A: The History of Radio is a history of people tinkering with devices and finding that they have charming and often unexpected uses. The spark gap, for instance, was initially an experimental
technology in physics, but found commercial use in wireless telegraph transmission. When radio was first commercialized in America, it was imagined by its investors that point-to-point communication would be its major use. It was somewhat of a surprise when, over the course of the 1920s, “Broadcast” came to be radio’s characteristic charm. The Ham Radio community, likewise, is made up of individuals piecing together and often constructing and reconstructing their own equipment iteratively.
Radio is of course about sound, but the technology and the culture surrounding it is also about touch—about the tactile feel of “tuning” into the sweet spot on the dial, the right keying rhythm for sending a morse message over the air, the right tightness of a tuning coil. If you want to tell the story of a technology that has been the object of so much fiddling, hacking, and research, it’s best to do so, I think, by making the objects themselves close at hand. The exhibit tries to generate the historical atmosphere of radio’s development as a cultural technology for listening to, tinkering with, and producing sound. The hope is to immerse the visitor in the experience of the 1920s radio-filled parlor; the 1950s ham shack, and the 1970 radio studio.
Q: Can you explain the significance of the proposed soundscape for the cultural and social context of the exhibit?

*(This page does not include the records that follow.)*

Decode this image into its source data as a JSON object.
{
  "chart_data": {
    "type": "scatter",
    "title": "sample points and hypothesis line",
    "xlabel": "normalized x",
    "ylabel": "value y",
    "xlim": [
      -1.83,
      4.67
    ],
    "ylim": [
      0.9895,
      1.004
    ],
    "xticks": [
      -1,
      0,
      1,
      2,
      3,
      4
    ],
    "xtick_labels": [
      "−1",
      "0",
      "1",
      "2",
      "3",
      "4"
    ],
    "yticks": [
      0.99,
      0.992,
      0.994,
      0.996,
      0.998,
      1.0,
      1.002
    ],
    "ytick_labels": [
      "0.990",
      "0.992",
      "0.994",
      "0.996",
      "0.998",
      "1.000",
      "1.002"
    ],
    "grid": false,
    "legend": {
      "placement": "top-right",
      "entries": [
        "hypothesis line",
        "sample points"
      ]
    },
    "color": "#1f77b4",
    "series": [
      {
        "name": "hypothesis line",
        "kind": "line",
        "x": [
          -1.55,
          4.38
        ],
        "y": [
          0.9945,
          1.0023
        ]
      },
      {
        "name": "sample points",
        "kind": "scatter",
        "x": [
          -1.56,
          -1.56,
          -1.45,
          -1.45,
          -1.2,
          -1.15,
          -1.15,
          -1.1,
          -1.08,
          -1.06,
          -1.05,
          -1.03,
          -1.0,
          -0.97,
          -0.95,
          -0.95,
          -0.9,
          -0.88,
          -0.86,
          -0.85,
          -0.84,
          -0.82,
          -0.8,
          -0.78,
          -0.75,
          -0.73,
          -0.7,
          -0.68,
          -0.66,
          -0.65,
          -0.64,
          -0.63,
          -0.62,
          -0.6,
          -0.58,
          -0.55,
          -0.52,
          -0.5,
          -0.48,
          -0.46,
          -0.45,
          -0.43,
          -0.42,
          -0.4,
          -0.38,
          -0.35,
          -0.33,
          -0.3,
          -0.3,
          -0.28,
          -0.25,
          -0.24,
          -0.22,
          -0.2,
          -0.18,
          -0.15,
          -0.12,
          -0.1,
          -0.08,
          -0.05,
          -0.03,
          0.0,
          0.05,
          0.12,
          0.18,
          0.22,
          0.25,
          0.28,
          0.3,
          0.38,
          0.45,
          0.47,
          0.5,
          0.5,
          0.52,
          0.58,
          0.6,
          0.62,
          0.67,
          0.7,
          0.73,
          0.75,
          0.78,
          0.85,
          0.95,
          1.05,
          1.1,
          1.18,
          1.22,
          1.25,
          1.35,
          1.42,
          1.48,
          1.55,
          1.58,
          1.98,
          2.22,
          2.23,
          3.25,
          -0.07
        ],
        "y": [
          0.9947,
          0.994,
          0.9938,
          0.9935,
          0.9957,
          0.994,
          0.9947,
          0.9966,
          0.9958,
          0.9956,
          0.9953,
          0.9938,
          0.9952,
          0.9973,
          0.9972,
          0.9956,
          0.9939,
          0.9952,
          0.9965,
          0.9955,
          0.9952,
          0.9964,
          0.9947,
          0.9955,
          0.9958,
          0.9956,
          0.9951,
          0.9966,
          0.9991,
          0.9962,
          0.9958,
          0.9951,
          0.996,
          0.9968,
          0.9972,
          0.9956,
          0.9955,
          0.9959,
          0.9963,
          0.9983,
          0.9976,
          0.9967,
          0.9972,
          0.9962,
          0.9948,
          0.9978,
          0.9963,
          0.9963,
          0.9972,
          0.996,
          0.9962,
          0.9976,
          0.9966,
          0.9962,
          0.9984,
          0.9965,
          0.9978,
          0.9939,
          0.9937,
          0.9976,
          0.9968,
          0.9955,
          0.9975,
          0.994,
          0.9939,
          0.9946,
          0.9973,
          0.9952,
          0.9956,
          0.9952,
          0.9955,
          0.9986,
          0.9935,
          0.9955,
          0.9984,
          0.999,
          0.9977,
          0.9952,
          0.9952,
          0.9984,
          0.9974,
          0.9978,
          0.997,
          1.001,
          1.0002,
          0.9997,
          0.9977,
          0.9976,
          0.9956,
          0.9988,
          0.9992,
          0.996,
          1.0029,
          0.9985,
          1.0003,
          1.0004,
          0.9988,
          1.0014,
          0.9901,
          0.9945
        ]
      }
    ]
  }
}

A: The subtitle of the show is “tuning in” and much of what is interesting about radio, as a medium, is that you have to search around and fine tune your receiver to find the thing you are looking for. You’re attuned to the little sounds of static and the way that stations bleed into one another. For me, I spend a lot of time driving scanning around the dial looking for something better; and then usually I end up stumbling on something altogether unexpected, more interesting that I thought. These are characteristic experiences of using radio that the soundscape, it seems to me, tries to play with: clips play in various zones of the exhibit, calling attention to various sections and themes, but only for a short time before jumping to another area, with interstitial noise that captures the dynamic, material, and haptic sensation of tuning into something on the radio. That the audience is not totally in control of the topic of the sound clip they are hearing (as one is not in the case of broadcast radio) plays into this experience even further. Finally, the exhibit tries to emphasize the different types of listening that surround the experience of radio: alone, on the road, in a group, in front of a crowd, etc. The soundscape enables a collective and highly social listening experience for the audience which was the condition of radio listening for a long time before the era of “ear-buds", as our show describes.
Q: Finally, why an exhibit instead of a more academic medium, such as an article in a peer-reviewed journal?
A: The goals of an exhibit and the materials you can use to achieve them are different
here than in an article. Here the argument is strongly tied to the visitor's experience. It depends, for instance, on the way the soundscape plays out, or the way someone’s interests pull them through the space. In such a format, the objects themselves and our positioning of them in thematic and visual relation, rather than a didactic argument, dictate what the audience receives from the show. We get to show our beautiful objects, teach something about the history of a critical technology whose cultural import lingers today, and create a unique space where audiences can see something really different.